I’ve been flirting with natural dyeing for a long time now but kept on postponing actually doing any of it for a series of “reasons” (read; excuses): I didn’t have the space, I didn’t have a garden, couldn’t find the proper plants, was afraid it would hurt the cats…
Eventually I came across a person selling dye stuff and bought some. This was two years ago, and yet, I never got around to trying it out (‘it’s so much work… you have to add mordant to the fiber…” and other such excuses).
Time did what time usually does and passes by. One day, last month I was bored and wanted to try something new. I had the dye stuff, the mordants…well, pretty much everything. I also had a backyard all of my own and some cool plants I could try to use (more on that later), so…why not?
I took out some log wood out of its package, follow the instructions on how to dye and this came out:
The yarn on the left is a merino/stelina mix and the one on the right is a cotton thread. I wasn’t expecting such rich, saturated colors :D. In fact, I thought I’d get a very subdued color, so I was – ahem – generous on the amount of log wood I used. I took the wood chips out of the dye bath, dried them and reused them to do another dye bath that still yielded good results.
With such great results from my first experiment, I took out some madder root I’ve bought from the same person who sold me the log wood and gave it a go.
I have to say the results were less than satisfying, hence the lack of pictures of that one. I probably did something wrong. It’s also possible that the roots were too old…I might buy some more and try a second time, but I rather experiment with other plants.
Now, the really cool thing (and the reason behind this post) is that I’ve been experimenting with other natural dyes. At the beginning of the spring, we bought a Black Velvet Petunia plant.
It has, as the name implies, black flowers and I wondered if I could use them to dye with.
I picked a few withered ones, put them in a jar and added water. To my surprise, almost immediately a lovely blue tint began to color the water:
I set the jar out in the sun and the liquid became darker and darker:
While the jar sat out in the sun, I prepared a few different fibers to be dyed. I used alum and cream of tartar as mordant on some wool, silk and bamboo (the wool and bamboo are yarns and the silk is spinning fiber).

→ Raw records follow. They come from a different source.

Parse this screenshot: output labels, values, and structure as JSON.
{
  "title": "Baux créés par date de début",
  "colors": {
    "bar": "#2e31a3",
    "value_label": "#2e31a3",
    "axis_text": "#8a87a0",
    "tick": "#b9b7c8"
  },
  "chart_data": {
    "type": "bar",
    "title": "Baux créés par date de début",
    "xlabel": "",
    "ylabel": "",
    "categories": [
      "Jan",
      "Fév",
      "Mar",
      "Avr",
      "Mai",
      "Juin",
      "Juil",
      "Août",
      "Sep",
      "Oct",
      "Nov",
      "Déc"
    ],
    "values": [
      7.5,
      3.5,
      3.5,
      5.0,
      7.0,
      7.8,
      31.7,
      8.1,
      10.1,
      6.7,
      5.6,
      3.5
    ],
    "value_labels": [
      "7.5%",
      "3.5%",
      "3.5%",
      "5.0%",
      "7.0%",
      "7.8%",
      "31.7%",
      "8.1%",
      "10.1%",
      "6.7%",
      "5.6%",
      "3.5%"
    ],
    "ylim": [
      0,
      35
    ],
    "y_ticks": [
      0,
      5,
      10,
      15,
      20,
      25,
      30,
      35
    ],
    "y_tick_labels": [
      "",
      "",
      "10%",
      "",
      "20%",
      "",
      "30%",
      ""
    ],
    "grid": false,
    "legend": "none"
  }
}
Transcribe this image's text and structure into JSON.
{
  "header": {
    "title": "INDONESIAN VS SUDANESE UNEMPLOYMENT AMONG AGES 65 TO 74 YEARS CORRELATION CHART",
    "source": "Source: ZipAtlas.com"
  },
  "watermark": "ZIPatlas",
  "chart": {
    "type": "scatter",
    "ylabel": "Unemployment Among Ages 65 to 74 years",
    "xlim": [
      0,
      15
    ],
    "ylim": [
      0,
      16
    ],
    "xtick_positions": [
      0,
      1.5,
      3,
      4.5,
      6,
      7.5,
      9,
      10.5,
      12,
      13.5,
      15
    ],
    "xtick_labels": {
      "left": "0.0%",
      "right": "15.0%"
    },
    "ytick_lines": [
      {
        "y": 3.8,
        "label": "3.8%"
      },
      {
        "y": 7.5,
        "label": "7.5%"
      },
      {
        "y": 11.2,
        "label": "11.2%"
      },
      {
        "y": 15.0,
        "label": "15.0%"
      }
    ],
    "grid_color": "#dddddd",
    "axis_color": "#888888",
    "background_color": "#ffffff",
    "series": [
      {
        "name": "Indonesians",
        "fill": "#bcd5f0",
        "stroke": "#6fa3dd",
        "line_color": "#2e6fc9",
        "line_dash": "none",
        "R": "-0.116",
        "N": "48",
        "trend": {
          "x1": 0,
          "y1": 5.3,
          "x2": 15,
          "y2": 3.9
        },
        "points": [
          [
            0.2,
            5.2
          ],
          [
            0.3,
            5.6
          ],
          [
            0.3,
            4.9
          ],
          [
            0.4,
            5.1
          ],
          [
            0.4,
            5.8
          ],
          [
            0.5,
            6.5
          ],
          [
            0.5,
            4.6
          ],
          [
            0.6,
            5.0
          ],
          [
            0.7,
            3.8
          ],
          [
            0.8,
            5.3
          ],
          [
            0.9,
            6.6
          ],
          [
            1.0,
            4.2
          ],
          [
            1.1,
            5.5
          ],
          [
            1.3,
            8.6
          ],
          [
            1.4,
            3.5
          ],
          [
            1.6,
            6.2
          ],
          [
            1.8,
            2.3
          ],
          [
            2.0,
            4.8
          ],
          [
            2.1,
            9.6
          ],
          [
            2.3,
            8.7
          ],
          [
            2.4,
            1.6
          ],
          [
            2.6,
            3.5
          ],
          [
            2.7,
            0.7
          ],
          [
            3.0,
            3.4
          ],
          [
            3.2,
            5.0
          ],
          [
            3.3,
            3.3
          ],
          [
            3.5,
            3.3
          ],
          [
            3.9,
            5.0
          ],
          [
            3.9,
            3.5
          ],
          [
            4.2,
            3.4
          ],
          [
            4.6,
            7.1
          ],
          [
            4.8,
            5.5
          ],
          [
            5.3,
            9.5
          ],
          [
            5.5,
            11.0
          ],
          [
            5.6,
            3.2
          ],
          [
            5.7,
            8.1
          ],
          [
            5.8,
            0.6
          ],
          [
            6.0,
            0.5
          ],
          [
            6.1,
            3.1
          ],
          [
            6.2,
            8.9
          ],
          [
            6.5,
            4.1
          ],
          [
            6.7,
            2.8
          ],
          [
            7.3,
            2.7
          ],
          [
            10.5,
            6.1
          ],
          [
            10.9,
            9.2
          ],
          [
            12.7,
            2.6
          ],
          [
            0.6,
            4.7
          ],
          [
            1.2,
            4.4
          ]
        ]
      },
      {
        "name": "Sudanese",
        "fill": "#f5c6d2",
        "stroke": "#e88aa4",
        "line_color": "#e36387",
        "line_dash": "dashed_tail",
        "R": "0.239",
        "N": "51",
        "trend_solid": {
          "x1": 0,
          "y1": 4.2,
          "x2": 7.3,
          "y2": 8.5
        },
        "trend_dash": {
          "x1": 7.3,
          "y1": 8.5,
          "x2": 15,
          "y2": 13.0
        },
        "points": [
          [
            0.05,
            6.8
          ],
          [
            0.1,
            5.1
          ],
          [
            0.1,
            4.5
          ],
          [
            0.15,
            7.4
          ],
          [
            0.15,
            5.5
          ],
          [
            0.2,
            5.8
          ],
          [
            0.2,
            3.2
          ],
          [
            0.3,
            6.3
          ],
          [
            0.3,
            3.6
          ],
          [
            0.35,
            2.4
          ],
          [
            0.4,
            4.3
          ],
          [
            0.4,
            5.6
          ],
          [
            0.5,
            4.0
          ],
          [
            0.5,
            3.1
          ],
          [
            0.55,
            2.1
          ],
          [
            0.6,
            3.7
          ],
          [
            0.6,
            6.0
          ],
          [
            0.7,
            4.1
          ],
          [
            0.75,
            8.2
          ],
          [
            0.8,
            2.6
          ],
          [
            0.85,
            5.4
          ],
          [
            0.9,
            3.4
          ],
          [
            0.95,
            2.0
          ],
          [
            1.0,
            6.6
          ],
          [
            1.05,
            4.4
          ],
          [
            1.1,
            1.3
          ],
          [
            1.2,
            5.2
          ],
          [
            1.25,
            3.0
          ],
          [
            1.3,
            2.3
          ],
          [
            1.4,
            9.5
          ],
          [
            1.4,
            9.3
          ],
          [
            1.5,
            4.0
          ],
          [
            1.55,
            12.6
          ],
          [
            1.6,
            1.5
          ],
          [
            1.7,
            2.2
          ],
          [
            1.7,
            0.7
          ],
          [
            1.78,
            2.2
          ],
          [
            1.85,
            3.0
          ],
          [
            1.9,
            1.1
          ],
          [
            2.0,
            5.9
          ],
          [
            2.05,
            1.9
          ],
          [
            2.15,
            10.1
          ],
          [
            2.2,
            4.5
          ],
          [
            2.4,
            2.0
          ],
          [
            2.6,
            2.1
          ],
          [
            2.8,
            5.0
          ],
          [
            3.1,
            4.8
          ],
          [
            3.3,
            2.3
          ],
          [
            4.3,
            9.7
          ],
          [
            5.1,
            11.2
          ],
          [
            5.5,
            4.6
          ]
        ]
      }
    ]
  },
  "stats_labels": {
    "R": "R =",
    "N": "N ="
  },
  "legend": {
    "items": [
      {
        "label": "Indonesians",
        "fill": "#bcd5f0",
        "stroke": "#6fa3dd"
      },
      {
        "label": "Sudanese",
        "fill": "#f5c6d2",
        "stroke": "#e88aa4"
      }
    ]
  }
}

I’ve been reading about safflower as a dye and decided I would try acid dyeing too. There is so much color (I won’t use the word dye yet, as I’m not sure if it will actually dye or just stain), that I drained the dark liquid and was able to extract two more jars full of colored liquid.
To the third jar full (which still had the flowers in it), I added some citric acid and the liquid turned a dark fuchsia color. I let it all sit over night and on the next day I applied heat to the baths.
Below are the results I got. I haven’t washed anything yet and am keeping my fingers crossed that the color will remain in the fiber and not run down the sink. The pinks on the left are wool (merino) and silk. I got the color by adding citric acid to the bath and heat set (I hope) in the crock pot over low heat. I noticed that as I squeezed the flowers more color came out.
The blue/green/grey ones are (in order from left to right): bamboo, silk and merino. The colors were obtained by placing all of it inside a big plastic container under the sun for the whole day (the fibers were previously mordanted with alum and cream of tartar).
I have two petunia plants outside (same color) and I collect the flowers once they wither and place them in a ziplock bag in the freezer. Once I wash everything I’ll make another post to let you know if the colors remain.